Intervenção hormonal

Ao mesmo tempo em que o psiquiatra identifica fases do período menstrual como janelas de vulnerabilidade, ele também as encara como "janelas de oportunidade", já que facilitam o diagnóstico e o tratamento da depressão. "Já constatamos que não há como tratar a depressão feminina e a masculina da mesma maneira. Os tratamentos de intervenção hormonal, que promovem o equilíbrio dos níveis de progesterona e estrógeno, podem contribuir e muito para tratar dos transtornos depressivos e de ansiedade nas mulheres", explica o médico.

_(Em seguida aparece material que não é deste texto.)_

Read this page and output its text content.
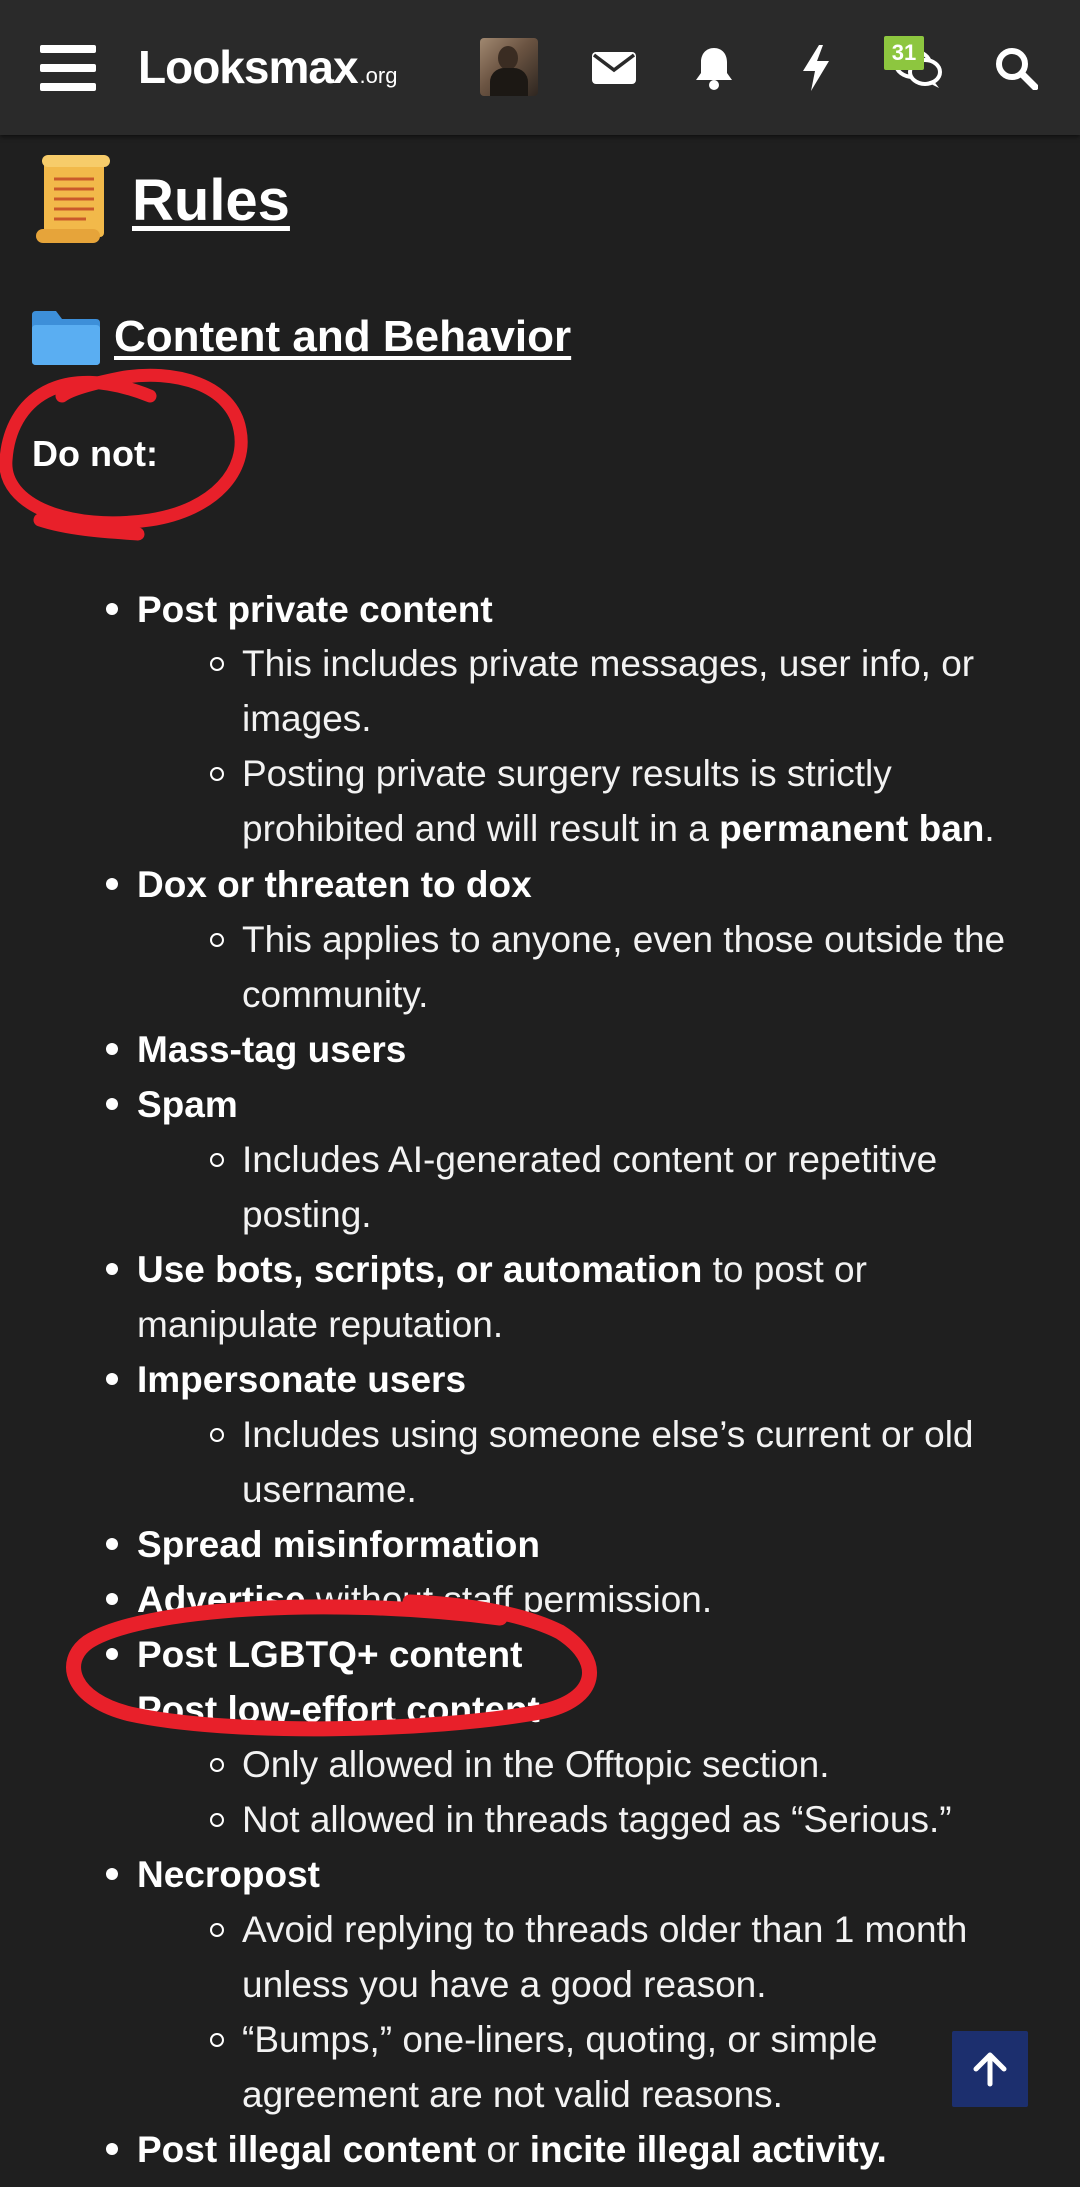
Looksmax .org
31
Rules
Content and Behavior
Do not:
Post private content
This includes private messages, user info, or
images.
Posting private surgery results is strictly
prohibited and will result in a permanent ban.
Dox or threaten to dox
This applies to anyone, even those outside the
community.
Mass-tag users
Spam
Includes AI-generated content or repetitive
posting.
Use bots, scripts, or automation to post or
manipulate reputation.
Impersonate users
Includes using someone else’s current or old
username.
Spread misinformation
Advertise without staff permission.
Post LGBTQ+ content
Post low-effort content
Only allowed in the Offtopic section.
Not allowed in threads tagged as “Serious.”
Necropost
Avoid replying to threads older than 1 month
unless you have a good reason.
“Bumps,” one-liners, quoting, or simple
agreement are not valid reasons.
Post illegal content or incite illegal activity.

Em seu estudo, Cláudio Soares observou que, mesmo em mulheres que tomam antidepressivos, os sintomas da doença se agravam durante a TPM. Mas as pacientes que tomaram contraceptivos orais contínuos durante um período de dois meses deixaram de ter crises de exacerbação pré-menstrual.

A reposição hormonal também é uma alternativa eficiente para as mulheres que estão se aproximando do climatério. "Mas existe um tempo para usar e outro para parar. Quanto mais cedo a paciente inicia o tratamento, mais protegida ela estará de problemas cardiovasculares, neurológicos e até mesmo cognitivos. Quem inicia a reposição hormonal após a menopausa não se beneficiará do tratamento, pelo contrário", alerta.